Earth's wilderness decimated

Earth as seen on July 6, 2015 from a distance of one million miles by a NASA scientific camera aboard the Deep Space Climate Observatory spacecraft. Image: NASA

A new study shows that our planet has 10% less wilderness than in the 1990s.

Via the CS Monitor:

Ten percent of Earth's wilderness has disappeared since the 1990s, according to a new study published in the journal Current Biology.

Over the last 20 years, we've lost a total area amounting to twice the size of Alaska, researchers report. But, experts say, there's still time to save the remaining wilderness areas – and they hope the recent findings will spur change.

At the moment, only about 23 percent of the world's land area is made up of wilderness, the study found. Most of this wilderness can be found in North Asia, North Africa, Australia, and North America (primarily the northern parts of Canada). South America has experienced the greatest loss, with a 30 percent decrease since the '90s, and Africa follows with 14 percent.

"The wilderness decline around the world is most in the tropical biomes​, the tropical rain forests​ have lost a lot of wilderness," study co-author Oscar Venter, of the University of Northern British Columbia, told CBS News. "A lot of the Amazon has been lost, the mangrove ecosystems, which are really important wilderness areas have been hit. They are a nursery ground for a lot of the world’s wildlife – young fish are reared in these mangrove ecosystems​, they are a base for a lot of the fisheries.
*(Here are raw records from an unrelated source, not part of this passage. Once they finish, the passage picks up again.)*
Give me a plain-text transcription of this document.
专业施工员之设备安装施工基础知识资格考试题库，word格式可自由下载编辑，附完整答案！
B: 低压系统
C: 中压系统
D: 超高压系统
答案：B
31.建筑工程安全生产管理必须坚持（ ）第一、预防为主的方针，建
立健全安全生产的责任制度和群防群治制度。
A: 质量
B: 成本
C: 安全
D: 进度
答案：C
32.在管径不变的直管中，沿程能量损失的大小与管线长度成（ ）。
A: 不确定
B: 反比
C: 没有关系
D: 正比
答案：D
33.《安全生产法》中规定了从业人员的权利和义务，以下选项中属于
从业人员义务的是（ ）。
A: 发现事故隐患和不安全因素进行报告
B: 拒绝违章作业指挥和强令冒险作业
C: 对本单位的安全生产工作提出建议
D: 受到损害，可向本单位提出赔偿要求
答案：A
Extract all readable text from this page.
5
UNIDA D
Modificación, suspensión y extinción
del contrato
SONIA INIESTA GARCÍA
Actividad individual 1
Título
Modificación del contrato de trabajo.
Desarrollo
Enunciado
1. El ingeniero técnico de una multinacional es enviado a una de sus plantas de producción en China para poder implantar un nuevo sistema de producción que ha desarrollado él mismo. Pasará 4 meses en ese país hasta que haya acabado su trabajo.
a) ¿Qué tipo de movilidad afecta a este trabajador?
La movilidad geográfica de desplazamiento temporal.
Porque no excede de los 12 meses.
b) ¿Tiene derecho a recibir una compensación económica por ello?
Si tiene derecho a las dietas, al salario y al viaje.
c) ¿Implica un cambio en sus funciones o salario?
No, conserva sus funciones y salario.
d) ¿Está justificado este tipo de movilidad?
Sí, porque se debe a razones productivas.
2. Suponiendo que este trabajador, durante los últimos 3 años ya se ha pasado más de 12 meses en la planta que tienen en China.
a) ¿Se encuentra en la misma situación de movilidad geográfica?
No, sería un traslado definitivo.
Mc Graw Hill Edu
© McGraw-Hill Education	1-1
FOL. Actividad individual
Now, there is almost no wilderness left in the mangroves."

Other things from the '90s we have less of: golf visors and light up sneakers, so it isn't all bad.

Notable Replies

  1. decimated

    Thank you for using the word correctly!

  2. jlw says:

    @xeni and I had this discussion a few weeks ago and I was gleeful to have the opportunity.

  3. Yes but....

    "Decimation" in the original Latin had nothing to do with destruction: it originally meant "to tithe: to give (remove) one tenth of." Then later it came to mean "to kill (remove) every tenth man*." Both of these senses were originally in use in English by 1600 or thereabouts, but over time it came to mean almost exclusively "to destroy or remove the larger part of," and this didn't take long: it had expanded to that meaning by the 1660s. Like it or not, that's the most usual – in fact, almost invariable — meaning of the word today, so to say Weisberger used it "correctly" is untrue if you go back to the word's origins or if you use the commonest meaning. He certainly used it in one historically correct sense, and I applaud that: but it isn't the one true meaning.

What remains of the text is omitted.